Troy Hunt writes a lengthy post about his experience offshoring development work to teams in India, China and the Philippines. He goes through the motivation for offshoring in the first place, the challanges and rewards, and the differences he encountered in different countries. His conclusion:
if you’re looking at hourly rate as a metric for outsourcing success, you’re doing it very, very wrong!
The United States National Institute for Standards and Technology has come up with new guidelines for password policies. If you are wondering which password rules to follow in your product, these are a great baseline. Note that the NIST policies contradict the FBI’s. While you are at it, consider if you actually need to store a password at all. Medium, for example, emails you a link to log in. Because of “forgot your password” functionality in most sites, access to your email is essentially equal to access to the site. Medium just made it explicit and removed the need for them to store users passwords. Those passwords are probably re-used elsewhere. If you don’t store them, you can’t loose them. Right?
This week at RubyConf I learned about two new tools.
Karafka is a framework used to simplify Apache Kafka based Ruby applications development. It looks like a Rails-like abstraction to remove some of the boilerplate and decisions around how to structure a Kafka application. I don’t know if it’s ready for production, but worth keeping an eye on it.
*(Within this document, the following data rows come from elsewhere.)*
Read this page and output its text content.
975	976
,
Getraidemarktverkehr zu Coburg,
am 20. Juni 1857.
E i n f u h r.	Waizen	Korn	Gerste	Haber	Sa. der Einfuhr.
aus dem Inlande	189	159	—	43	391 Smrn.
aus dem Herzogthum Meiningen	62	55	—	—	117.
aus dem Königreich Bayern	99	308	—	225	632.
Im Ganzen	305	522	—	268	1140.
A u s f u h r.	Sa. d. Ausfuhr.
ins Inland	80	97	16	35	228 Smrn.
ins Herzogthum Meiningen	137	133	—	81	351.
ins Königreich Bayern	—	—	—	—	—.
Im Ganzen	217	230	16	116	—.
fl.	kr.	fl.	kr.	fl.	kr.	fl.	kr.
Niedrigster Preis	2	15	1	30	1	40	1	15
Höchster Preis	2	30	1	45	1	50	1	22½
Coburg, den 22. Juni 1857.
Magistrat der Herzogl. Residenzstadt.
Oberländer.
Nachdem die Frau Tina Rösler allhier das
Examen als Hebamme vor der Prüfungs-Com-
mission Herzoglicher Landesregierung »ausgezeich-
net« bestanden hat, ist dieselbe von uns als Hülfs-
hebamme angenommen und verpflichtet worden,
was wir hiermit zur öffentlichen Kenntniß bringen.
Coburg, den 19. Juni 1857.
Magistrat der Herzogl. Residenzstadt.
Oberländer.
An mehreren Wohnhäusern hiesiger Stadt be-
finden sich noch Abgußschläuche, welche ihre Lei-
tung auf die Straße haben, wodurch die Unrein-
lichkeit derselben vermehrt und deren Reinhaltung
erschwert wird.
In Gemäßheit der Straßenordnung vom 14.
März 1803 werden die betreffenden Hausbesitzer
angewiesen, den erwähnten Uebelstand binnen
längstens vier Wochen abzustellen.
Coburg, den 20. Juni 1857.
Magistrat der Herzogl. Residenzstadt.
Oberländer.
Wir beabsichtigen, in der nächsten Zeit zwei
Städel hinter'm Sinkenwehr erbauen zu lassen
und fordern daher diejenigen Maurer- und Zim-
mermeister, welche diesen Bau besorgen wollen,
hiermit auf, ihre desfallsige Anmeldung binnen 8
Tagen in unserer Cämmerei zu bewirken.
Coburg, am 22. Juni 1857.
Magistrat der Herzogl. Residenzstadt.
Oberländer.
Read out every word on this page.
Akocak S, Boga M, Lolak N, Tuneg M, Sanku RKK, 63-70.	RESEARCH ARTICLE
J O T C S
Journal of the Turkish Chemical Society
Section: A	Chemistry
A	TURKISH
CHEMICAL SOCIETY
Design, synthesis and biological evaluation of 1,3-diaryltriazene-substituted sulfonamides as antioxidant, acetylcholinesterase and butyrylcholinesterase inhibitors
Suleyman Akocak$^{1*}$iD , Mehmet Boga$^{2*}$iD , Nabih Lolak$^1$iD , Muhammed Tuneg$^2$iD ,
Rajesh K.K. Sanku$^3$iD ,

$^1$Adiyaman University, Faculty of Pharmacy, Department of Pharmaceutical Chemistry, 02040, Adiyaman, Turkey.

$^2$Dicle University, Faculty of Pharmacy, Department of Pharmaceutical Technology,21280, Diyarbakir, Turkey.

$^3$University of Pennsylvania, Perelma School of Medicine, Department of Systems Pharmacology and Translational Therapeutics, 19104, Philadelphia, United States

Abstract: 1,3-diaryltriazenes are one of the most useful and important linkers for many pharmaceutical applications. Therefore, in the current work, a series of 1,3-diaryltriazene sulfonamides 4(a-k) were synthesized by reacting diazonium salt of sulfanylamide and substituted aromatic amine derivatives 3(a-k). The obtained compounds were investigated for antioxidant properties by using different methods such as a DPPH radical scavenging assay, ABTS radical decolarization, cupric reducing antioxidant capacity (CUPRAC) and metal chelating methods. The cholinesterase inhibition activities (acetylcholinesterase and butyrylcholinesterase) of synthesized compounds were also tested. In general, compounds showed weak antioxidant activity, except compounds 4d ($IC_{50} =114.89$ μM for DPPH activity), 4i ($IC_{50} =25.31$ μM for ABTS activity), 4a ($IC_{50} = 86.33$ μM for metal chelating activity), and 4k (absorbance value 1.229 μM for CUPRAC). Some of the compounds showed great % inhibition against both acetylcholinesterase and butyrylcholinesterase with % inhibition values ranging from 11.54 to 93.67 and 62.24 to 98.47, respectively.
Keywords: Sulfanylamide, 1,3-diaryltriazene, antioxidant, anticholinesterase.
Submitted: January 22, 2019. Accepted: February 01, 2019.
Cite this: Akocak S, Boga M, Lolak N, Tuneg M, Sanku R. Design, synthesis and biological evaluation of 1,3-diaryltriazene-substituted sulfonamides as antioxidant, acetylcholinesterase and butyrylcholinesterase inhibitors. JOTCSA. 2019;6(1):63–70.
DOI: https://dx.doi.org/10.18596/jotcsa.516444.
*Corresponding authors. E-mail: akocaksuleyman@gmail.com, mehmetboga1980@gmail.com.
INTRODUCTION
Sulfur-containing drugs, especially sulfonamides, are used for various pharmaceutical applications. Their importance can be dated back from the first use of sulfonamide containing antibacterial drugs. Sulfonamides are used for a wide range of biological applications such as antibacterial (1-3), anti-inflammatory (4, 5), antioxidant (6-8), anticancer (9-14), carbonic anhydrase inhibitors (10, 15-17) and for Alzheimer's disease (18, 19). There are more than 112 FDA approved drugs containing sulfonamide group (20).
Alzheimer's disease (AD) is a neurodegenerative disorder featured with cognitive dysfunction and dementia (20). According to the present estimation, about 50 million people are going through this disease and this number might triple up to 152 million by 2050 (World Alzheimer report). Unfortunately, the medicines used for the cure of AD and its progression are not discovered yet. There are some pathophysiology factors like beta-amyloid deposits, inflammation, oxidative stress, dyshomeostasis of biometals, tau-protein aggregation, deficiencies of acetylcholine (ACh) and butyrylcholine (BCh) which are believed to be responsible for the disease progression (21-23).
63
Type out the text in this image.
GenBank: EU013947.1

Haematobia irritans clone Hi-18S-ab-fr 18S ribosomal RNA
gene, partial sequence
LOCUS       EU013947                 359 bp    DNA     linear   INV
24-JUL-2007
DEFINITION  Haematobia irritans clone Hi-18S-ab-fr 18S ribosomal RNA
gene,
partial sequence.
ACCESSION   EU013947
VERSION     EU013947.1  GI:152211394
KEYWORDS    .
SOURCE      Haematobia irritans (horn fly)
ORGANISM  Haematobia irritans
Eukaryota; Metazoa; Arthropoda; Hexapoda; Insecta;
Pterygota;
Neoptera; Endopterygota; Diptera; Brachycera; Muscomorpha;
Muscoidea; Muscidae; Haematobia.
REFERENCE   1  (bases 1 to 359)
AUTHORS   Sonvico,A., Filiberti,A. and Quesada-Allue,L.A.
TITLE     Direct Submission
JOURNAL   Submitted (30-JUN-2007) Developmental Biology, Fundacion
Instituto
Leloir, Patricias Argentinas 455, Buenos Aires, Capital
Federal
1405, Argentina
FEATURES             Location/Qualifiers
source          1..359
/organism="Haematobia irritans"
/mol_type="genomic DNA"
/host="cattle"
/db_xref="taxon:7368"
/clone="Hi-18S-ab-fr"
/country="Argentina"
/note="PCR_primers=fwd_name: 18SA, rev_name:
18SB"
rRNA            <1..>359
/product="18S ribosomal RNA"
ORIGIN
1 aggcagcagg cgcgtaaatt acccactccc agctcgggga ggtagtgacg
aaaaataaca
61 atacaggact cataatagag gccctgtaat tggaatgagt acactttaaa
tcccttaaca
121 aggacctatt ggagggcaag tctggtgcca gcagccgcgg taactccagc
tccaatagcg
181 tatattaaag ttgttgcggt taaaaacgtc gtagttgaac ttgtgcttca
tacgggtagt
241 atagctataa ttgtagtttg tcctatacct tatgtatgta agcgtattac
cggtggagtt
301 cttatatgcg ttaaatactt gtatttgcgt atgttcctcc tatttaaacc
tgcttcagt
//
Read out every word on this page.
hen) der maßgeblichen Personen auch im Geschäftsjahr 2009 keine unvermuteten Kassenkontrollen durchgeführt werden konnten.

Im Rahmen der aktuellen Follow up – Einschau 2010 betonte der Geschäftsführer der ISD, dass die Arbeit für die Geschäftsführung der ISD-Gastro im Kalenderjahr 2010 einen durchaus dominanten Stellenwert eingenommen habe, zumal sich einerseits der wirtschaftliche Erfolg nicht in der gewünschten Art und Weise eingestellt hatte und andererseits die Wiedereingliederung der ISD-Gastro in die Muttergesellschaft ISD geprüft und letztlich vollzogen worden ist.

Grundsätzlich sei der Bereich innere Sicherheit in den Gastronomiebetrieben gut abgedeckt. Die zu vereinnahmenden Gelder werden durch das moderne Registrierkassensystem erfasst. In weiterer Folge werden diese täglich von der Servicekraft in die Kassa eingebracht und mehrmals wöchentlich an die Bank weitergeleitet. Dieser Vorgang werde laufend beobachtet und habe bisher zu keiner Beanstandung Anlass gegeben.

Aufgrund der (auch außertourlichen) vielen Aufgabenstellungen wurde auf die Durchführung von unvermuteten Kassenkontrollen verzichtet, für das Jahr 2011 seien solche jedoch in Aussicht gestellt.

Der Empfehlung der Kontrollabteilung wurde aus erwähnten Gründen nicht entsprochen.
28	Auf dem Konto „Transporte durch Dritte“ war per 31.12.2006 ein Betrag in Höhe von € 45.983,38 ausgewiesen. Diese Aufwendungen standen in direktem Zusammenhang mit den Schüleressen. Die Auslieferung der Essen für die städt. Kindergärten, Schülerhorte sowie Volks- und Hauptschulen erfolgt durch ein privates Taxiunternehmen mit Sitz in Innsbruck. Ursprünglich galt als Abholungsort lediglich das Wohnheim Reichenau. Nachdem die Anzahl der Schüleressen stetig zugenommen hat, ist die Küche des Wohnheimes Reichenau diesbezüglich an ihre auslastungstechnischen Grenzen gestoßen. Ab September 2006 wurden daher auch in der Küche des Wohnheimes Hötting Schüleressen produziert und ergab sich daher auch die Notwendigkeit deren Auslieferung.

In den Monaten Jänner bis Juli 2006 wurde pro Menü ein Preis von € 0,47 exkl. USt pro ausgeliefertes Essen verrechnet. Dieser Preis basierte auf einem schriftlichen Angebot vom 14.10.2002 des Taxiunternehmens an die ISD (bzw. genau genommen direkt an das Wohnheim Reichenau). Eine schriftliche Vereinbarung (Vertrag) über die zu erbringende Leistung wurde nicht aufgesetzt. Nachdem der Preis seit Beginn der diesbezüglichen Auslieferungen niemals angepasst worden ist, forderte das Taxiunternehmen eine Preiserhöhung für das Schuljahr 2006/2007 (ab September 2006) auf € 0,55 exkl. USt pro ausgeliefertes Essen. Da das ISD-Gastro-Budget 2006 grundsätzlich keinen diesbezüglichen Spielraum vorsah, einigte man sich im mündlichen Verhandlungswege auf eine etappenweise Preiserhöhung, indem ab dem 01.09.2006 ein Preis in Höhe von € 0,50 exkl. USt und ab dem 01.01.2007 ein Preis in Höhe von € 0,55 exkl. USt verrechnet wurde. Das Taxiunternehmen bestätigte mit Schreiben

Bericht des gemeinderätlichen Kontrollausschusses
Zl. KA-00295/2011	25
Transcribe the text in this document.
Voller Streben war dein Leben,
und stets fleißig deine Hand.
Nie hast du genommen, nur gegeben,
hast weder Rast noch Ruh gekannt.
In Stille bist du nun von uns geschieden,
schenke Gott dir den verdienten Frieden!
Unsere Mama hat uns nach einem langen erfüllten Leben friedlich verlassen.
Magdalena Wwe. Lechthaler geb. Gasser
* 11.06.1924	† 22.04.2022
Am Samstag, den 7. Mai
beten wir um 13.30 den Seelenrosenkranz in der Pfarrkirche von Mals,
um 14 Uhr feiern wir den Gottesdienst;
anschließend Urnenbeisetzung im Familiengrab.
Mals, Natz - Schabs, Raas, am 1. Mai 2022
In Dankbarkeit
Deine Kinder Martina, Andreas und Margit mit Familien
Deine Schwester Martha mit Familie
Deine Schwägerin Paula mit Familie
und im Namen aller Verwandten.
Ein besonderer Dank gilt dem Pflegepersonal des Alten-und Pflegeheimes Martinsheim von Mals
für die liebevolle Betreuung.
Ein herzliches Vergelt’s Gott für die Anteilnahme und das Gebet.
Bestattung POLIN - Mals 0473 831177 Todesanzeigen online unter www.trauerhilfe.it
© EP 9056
Victor Shepelev writes his opinion about RSpec and MiniTest and how the differ. I don’t subscribe to all the author’s opinions or conclusions, but I do prefer RSpec and I have never found the “It’s just Ruby” argument for MiniTest very convincing. If anything, I find that having a distinct shape, structure and feel for test is a net positive. It promotes shifting from “This is the part that specifies behavior” to “This is the part that implements behavior” in a cleaner way.
Being a good and kind person pays dividends. I love this story. You should read it.
xargsis one of my go-to tools in Unix. It reads lines from stdin and executes another command with each line as an argument. It’s very useful to glue commands together.
Sean Kelly writes a cautionary post about microservices, organized into debunking 5 fallacies that he has encountered about microservices: They keep the code cleaner, they are easy, they are faster, they are simple for engineers and, they scale better.
While looking into Apache Milagro, I found a link to this short paper on the math behind public-key cryptography. It’s a great introduction, or refresher, to the mathematics that makes the secure web work. The paper itself has no author information, but the URL suggests that it written by Kathryn Mann at the University of California at Berkley.
Olivier Lacan has a great explanation of Koichi Sasada recent proposal for bringing better parallelism to Ruby 3. The proposal is to introduce a new abstraction, called Guilds that is implemented in terms of existing Threads and Fibers, but can actually execute in parallel, because they have stronger guarantees around accessing shared state. In particular, guilds won’t be able to access objects in other guilds, without explicitly transferring them via channels. It’s exciting to think about Ruby’s performance not being bound by the Global Interpreter Lock (GIL).